The exhibition and programming are supported by Pamela Joyner and Fred Giuffrida.

The Lilley Museum of Art is always free and open to the public. Visitors are welcome Tuesday through Saturday, from noon to 4 p.m. Program information can be found on our webpage

About the speakers: 

Roxane Gay is an award-winning author, editor, professor and cultural critic. The New York Times bestselling author has written six critically acclaimed books, including the instant classic Bad Feminist (2014), the memoir Hunger: A Memoir of (My) Body (2017), which The New York Times hailed as “luminous…intellectually rigorous and deeply moving,” and the essay collection Opinions: A Decade of Arguments, Criticism and Minding Other People’s Business (2024), which Booklist called “a must-read for not only fans of Gay’s work, but for everyone interested in reading intellectual, accessible and important takes on timely topics.” 

Gay has also authored two short story collections, Difficult Women (2017) and Ayiti (2018), the novel An Untamed State (2014), and edited multiple acclaimed and best-selling anthologies including The Portable Feminist Reader for Penguin Classics (2025), Not That Bad: Dispatches from Rape Culture (2019), and The Selected Works of Audre Lorde (2020). Gay was the first Black woman to lead a Marvel title, writing the comic series World of Wakanda. 

A Guggenheim Fellowship recipient, Gay is a contributing opinion writer for The New York Times, where she wrote the Work Friend column. Her work can also be found in The Guardian, Virginia Quarterly Review, Harper's Bazaar, McSweeney's and many other publications. She holds an endowed professorship at Rutgers University and has also taught at Purdue and Yale. She is currently at work on film and television projects and runs her own publishing imprint, Roxane Gay Books.

Ayana V. Jackson lives and works between Brooklyn, NY and Johannesburg, South Africa. She uses archival impulses to assess the impact of the colonial gaze on the history of photography. 

By using her lens to deconstruct 19th and early 20th century portraiture, Jackson questions photography’s authenticity and role in perpetuating socially relevant and stratified identities. Jackson’s work is collected by major international institutions including The Studio Museum in Harlem (New York, New York), The Newark Museum (Newark, New Jersey), J. P. Morgan Chase Art Collection (New York, New York), Princeton University Art Museum (Princeton, New Jersey), The National Gallery of Victoria (Melbourne, Australia), The Museum of Contemporary Photography (Chicago, Illinois) and the Bill and Melinda Gates Foundation (Seattle, Washington). Jackson was a 2014 New York Foundation for the Arts Fellow for Photography and the recipient of the 2018 Smithsonian Fellowship. 

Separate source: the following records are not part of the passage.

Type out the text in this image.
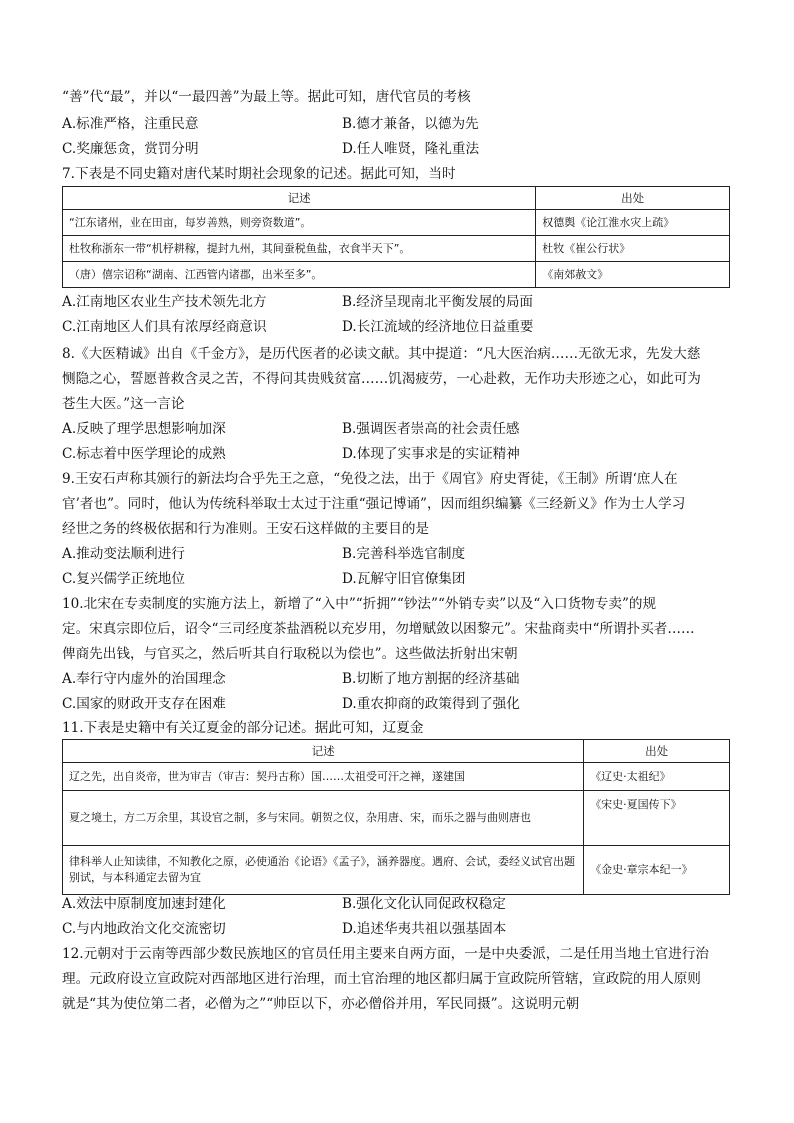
“善”代“最”，并以“一最四善”为最上等。据此可知，唐代官员的考核
A.标准严格，注重民意	B.德才兼备，以德为先
C.奖廉惩贪，赏罚分明	D.任人唯贤，隆礼重法
7.下表是不同史籍对唐代某时期社会现象的记述。据此可知，当时
记述	出处
“江东诸州，业在田亩，每岁善熟，则旁资数道”。	权德舆《论江淮水灾上疏》
杜牧称浙东一带“机杼耕稼，提封九州，其间蚕税鱼盐，衣食半天下”。	杜牧《崔公行状》
（唐）僖宗诏称“湖南、江西管内诸郡，出米至多”。	《南郊赦文》
A.江南地区农业生产技术领先北方	B.经济呈现南北平衡发展的局面
C.江南地区人们具有浓厚经商意识	D.长江流域的经济地位日益重要
8.《大医精诚》出自《千金方》，是历代医者的必读文献。其中提道：“凡大医治病……无欲无求，先发大慈
恻隐之心，誓愿普救含灵之苦，不得问其贵贱贫富……饥渴疲劳，一心赴救，无作功夫形迹之心，如此可为
苍生大医。”这一言论
A.反映了理学思想影响加深	B.强调医者崇高的社会责任感
C.标志着中医学理论的成熟	D.体现了实事求是的实证精神
9.王安石声称其颁行的新法均合乎先王之意，“免役之法，出于《周官》府史胥徒，《王制》所谓‘庶人在
官’者也”。同时，他认为传统科举取士太过于注重“强记博诵”，因而组织编纂《三经新义》作为士人学习
经世之务的终极依据和行为准则。王安石这样做的主要目的是
A.推动变法顺利进行	B.完善科举选官制度
C.复兴儒学正统地位	D.瓦解守旧官僚集团
10.北宋在专卖制度的实施方法上，新增了“入中”“折拥”“钞法”“外销专卖”以及“入口货物专卖”的规
定。宋真宗即位后，诏令“三司经度茶盐酒税以充岁用，勿增赋敛以困黎元”。宋盐商卖中“所谓扑买者……
俾商先出钱，与官买之，然后听其自行取税以为偿也”。这些做法折射出宋朝
A.奉行守内虚外的治国理念	B.切断了地方割据的经济基础
C.国家的财政开支存在困难	D.重农抑商的政策得到了强化
11.下表是史籍中有关辽夏金的部分记述。据此可知，辽夏金
记述	出处
辽之先，出自炎帝，世为审吉（审吉：契丹古称）国……太祖受可汗之禅，遂建国	《辽史·太祖纪》
夏之境土，方二万余里，其设官之制，多与宋同。朝贺之仪，杂用唐、宋，而乐之器与曲则唐也	《宋史·夏国传下》
律科举人止知读律，不知教化之原，必使通治《论语》《孟子》，涵养器度。遇府、会试，委经义试官出题别试，与本科通定去留为宜	《金史·章宗本纪一》
A.效法中原制度加速封建化	B.强化文化认同促政权稳定
C.与内地政治文化交流密切	D.追述华夷共祖以强基固本
12.元朝对于云南等西部少数民族地区的官员任用主要来自两方面，一是中央委派，二是任用当地土官进行治
理。元政府设立宣政院对西部地区进行治理，而土官治理的地区都归属于宣政院所管辖，宣政院的用人原则
就是“其为使位第二者，必僧为之”“帅臣以下，亦必僧俗并用，军民同摄”。这说明元朝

The Lilley Museum of Art is supported by the College of Liberal Arts, GSA, ASUN, the Lilley Museum of Art Director’s Circle and Friends of the Lilley. Program support comes from the John Ben Snow Foundation. 

Founded in 1971 and renamed in 2019, the John and Geraldine Lilley Museum of Art houses a permanent collection of approximately 3,000 works. Through exhibitions and public programming, the Lilley Museum of Art advances the University’s educational mission by fostering dialogue, experimentation and critical inquiry through the visual arts.